The lack of syntax should have been my first red flag. "Lean not on the words of he who useth not verbs" -(1 Keighticles 2:14)

But he replies!

Okay, on first glance this doesn't make sense either. But then one "word" jumps out. "Popo." As is Police, or policía, if youre Ben Stiller in Anchorman.

Image result for policia anchorman

But policía are not people that I attempt to get away from. I'm now concerned that I am trying to be Bart Simpson and I have Tony Soprano on the other end of this little joke. I notice the texts aren't blue like they are when an iPhone texts, and all my Breaking Bad knowledge comes flooding back: he's texting me from a burner!!!

He elaborates and clarifies.

Someone tried to set him up with the police and he *thankfully* got away. Oh dear. None of this is how I imagined it. 

I decide to do what I should have done from the beginning (if I hadn't been so giddy to start my punk'd episode): Urban Dictionary the words I don't understand from the original text.

Urban dictionary has two types of entries: those that are so elementary or stupid that even a 3 year old doesn't need to be told what they mean, AND horrifying (surely fictional) sexual terms that turn any (and basically EVERY) normal word or phrase into something that--at 35 and rather acquainted with the rated-R aspects of modern life--I'm too young and innocent to be exposed to. If you can leave this website without cringing, you've got me beat.

First mystery term: a1

Aw, okay. That's kind of what I figured. So my friend is talking about something lovely or on point. Nothing to be afraid of there!

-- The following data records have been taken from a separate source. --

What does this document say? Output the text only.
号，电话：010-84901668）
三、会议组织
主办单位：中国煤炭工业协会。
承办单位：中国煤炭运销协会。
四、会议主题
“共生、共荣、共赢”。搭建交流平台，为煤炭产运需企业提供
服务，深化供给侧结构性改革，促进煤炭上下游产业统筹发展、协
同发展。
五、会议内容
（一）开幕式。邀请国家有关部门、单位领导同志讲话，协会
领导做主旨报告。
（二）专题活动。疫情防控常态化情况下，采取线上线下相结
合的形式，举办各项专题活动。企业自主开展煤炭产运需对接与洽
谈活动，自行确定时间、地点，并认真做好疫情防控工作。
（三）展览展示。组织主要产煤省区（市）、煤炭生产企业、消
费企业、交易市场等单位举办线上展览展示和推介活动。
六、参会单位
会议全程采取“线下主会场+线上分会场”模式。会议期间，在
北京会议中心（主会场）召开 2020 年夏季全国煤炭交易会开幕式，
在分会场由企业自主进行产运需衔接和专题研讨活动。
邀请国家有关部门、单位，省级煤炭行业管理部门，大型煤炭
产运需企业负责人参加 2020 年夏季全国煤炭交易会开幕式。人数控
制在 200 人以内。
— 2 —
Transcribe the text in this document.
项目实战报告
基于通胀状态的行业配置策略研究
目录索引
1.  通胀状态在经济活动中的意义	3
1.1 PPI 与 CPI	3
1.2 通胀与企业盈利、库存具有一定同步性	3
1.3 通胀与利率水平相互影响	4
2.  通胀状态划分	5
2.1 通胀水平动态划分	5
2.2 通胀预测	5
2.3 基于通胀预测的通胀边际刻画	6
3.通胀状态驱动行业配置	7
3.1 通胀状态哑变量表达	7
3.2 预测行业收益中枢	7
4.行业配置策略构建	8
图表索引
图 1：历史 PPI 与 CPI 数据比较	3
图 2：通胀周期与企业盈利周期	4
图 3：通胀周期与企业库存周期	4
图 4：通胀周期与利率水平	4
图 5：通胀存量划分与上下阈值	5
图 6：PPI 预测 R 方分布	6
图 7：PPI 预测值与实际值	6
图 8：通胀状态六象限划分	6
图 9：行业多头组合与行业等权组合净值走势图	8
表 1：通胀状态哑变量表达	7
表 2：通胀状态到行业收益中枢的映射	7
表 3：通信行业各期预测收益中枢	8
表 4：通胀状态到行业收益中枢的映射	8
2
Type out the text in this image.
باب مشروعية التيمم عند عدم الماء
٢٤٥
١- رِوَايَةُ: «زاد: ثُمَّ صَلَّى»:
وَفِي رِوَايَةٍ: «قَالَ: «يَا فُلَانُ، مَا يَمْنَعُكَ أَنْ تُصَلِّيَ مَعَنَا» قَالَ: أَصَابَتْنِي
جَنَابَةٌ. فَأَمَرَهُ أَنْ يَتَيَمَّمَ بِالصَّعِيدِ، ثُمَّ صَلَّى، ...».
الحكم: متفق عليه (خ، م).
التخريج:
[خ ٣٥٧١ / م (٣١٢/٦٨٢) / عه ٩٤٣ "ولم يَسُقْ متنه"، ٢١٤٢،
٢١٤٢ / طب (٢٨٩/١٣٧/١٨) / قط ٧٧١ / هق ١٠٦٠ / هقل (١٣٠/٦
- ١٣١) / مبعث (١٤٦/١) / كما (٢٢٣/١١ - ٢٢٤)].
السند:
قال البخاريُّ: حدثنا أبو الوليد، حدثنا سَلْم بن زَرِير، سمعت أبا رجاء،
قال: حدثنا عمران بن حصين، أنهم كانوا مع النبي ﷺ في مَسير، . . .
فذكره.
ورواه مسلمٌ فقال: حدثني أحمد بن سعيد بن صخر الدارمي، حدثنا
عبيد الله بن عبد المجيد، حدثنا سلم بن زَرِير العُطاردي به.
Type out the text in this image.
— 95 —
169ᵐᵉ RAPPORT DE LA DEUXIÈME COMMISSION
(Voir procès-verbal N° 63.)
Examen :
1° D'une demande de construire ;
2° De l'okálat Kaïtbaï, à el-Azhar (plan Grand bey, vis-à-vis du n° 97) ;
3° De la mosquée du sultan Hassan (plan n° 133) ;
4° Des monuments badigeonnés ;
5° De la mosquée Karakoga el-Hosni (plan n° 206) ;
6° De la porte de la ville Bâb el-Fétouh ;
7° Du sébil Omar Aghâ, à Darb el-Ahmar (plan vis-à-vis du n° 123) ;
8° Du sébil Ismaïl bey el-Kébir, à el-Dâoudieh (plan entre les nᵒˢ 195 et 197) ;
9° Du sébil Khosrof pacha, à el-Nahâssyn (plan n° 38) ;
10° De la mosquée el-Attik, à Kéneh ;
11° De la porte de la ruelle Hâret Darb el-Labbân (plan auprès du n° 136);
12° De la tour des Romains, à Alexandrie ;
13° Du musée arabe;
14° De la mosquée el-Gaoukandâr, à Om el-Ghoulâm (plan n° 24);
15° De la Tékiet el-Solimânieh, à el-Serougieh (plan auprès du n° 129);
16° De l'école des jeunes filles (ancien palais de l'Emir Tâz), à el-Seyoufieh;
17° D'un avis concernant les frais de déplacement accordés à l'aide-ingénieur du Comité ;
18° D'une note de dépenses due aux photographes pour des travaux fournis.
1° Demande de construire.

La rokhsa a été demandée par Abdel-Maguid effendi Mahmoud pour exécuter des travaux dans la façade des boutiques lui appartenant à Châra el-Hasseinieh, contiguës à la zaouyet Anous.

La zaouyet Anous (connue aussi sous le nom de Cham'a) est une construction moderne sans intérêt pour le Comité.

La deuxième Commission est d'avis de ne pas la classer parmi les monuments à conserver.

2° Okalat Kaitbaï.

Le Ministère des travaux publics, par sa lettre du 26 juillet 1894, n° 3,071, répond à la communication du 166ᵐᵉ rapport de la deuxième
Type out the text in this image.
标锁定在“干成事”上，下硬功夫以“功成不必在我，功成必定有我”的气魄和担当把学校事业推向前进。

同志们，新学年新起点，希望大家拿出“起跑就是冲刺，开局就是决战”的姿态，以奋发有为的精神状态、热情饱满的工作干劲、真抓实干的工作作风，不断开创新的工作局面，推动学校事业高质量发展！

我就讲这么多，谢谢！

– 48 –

Buuuuuut then I scroll down to the next most popular entry

horrible word blurred by me, in an example sentence that is unintelligible.

Wellllll, now I've done it. He's writing me to tell me he has some very pure cocaine. I am not in need of riding the cocoa dragon: I can't even drink two freaking cups of coffee in one day without losing my mind and trying to make friends with strangers at the grocery store, can you imagine me on cocaine (no baking soda)? I’d for sure try to balloon boy one of my kids

 I almost don't even need to search "zans" because I have some solid context now for who this guy is and why he's texting "me."

Ah. Xanax. Yes. So I'm guessing this fellow isn't a pharmacist, because though cocaine was prescribed back in the day for your dropsy, swooning spells, and overexertion in the gold rush of 1848, I don't believe its pharmaceutical heyday ever overlapped with that of Xanax. THIS IS NOT COVERED BY MY HEALTHCARE PROVIDER!

It's a drug dealer. I'm trolling a drug dealer. I regret everything and I want out. 

I immediately google my cell phone number to see if it's in any way associated with my physical address, name or children's schools (mama don't need no Man on Fire Dakota Fanning drama). It's not. Shwew.

I have not responded since then. I couldn't sit still for like 3 hours after this adrenaline spike (like I'd gotten ahold of some super super A1, amirite?). 

Ironically, I never thought I needed Xanax until this little episode! 

I think I'll talk to my doctor about it instead of my texting buddy, though.